Simple ASCII diagram

User/Schedule
|
v
[ LionAGI Branch / Planner ] > [ Model Providers ]
| calls tools
v
[ Tool Adapters: CI, FleetDM, HTTP ] - [ Runners / Devices / CI Workers ]
| |
v v
[ Artifact Store ] -------------------- results & artifacts
|
v
[ Observability: Logs / Metrics / Tickets / Vector DB ]

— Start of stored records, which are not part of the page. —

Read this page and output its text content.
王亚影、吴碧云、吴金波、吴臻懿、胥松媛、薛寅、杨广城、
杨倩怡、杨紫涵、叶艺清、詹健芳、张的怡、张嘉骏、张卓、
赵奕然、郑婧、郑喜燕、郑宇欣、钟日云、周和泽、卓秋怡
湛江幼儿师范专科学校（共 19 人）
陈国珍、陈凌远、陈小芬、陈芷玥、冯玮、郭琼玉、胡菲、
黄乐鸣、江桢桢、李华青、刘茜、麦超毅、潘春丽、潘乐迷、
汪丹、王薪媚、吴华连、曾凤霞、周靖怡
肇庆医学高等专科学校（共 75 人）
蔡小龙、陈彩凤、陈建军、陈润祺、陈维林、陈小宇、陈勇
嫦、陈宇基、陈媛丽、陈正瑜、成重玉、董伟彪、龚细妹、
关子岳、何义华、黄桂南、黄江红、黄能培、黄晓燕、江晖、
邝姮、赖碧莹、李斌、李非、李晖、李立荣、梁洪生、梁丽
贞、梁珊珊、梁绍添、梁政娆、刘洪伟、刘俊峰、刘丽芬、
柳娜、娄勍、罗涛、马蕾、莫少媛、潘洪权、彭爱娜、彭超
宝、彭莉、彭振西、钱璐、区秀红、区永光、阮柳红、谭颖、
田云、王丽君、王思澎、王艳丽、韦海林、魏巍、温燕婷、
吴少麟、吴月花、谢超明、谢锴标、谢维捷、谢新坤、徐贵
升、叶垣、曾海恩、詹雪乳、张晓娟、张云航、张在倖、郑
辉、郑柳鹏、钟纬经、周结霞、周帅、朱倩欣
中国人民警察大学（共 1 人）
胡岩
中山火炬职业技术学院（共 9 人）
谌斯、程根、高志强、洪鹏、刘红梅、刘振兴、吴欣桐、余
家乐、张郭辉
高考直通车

Deployment & scaling notes

  • Run LionAGI controller as a service (k8s deployment) with autoscaling based on queue depth of incoming workflows.
  • Model providers are external; use local model MCPs (Ollama, vLLM) where low-latency/on-prem inference is required.
  • Runners (test agents) should be managed separately (FleetDM, k8s pods, VM Fleet) and expose a stable API to the tool adapters.
  • Offload heavy artifact processing (video frames, large logs) to separate workers and reference via object URLs to keep the action logs small.

Security & safety

  • Gate destructive tools behind allow_changes boolean and require human approval for high-risk workflows.
  • Sign and verify callbacks from runners; use authentication tokens per adapter.
  • Redact PII before storing artifacts or sending to third-party LLM providers. Use privacy-preserving embedding if needed.
  • Rate-limit LLM usage and enforce cost budgets at the model provider layer.

Observability & reproducibility

  • Store Branch histories and action logs in structured JSON; support exporting to DataFrames for analysis.
  • Keep mappings between Branch runs and external artifacts/tickets for traceability.
  • Add retry logic and idempotency keys to tools to avoid duplicate side-effects.

Guardrails & human-in-the-loop

  • Include explicit review steps (“approval” tool) before PR merges or destructive remediation.
  • Emit a natural-language runbook for any remediation action the agent proposes, and require a human confirmation token to proceed.
  • LionAGI controller (k8s or VM)
  • One model provider (OpenAI or local Ollama) configured via provider adapter
  • Simple HTTP runner (small test harness) reachable by a Tool adapter
  • S3-compatible artifact store (MinIO)
  • Relational DB (Postgres) to index runs and metadata
  • Observability: ELK or Loki + Grafana for dashboards

Next steps

  • Create a concrete starter recipe and Pydantic schema for a test-plan workflow (see starter code file).

  • Build a thin Tool adapter for your chosen runner (HTTP webhook or polling).

  • Implement allow_changes gates and a human-approval UI for production rollout.

Status: DRAFT — adapt to your infra and policies.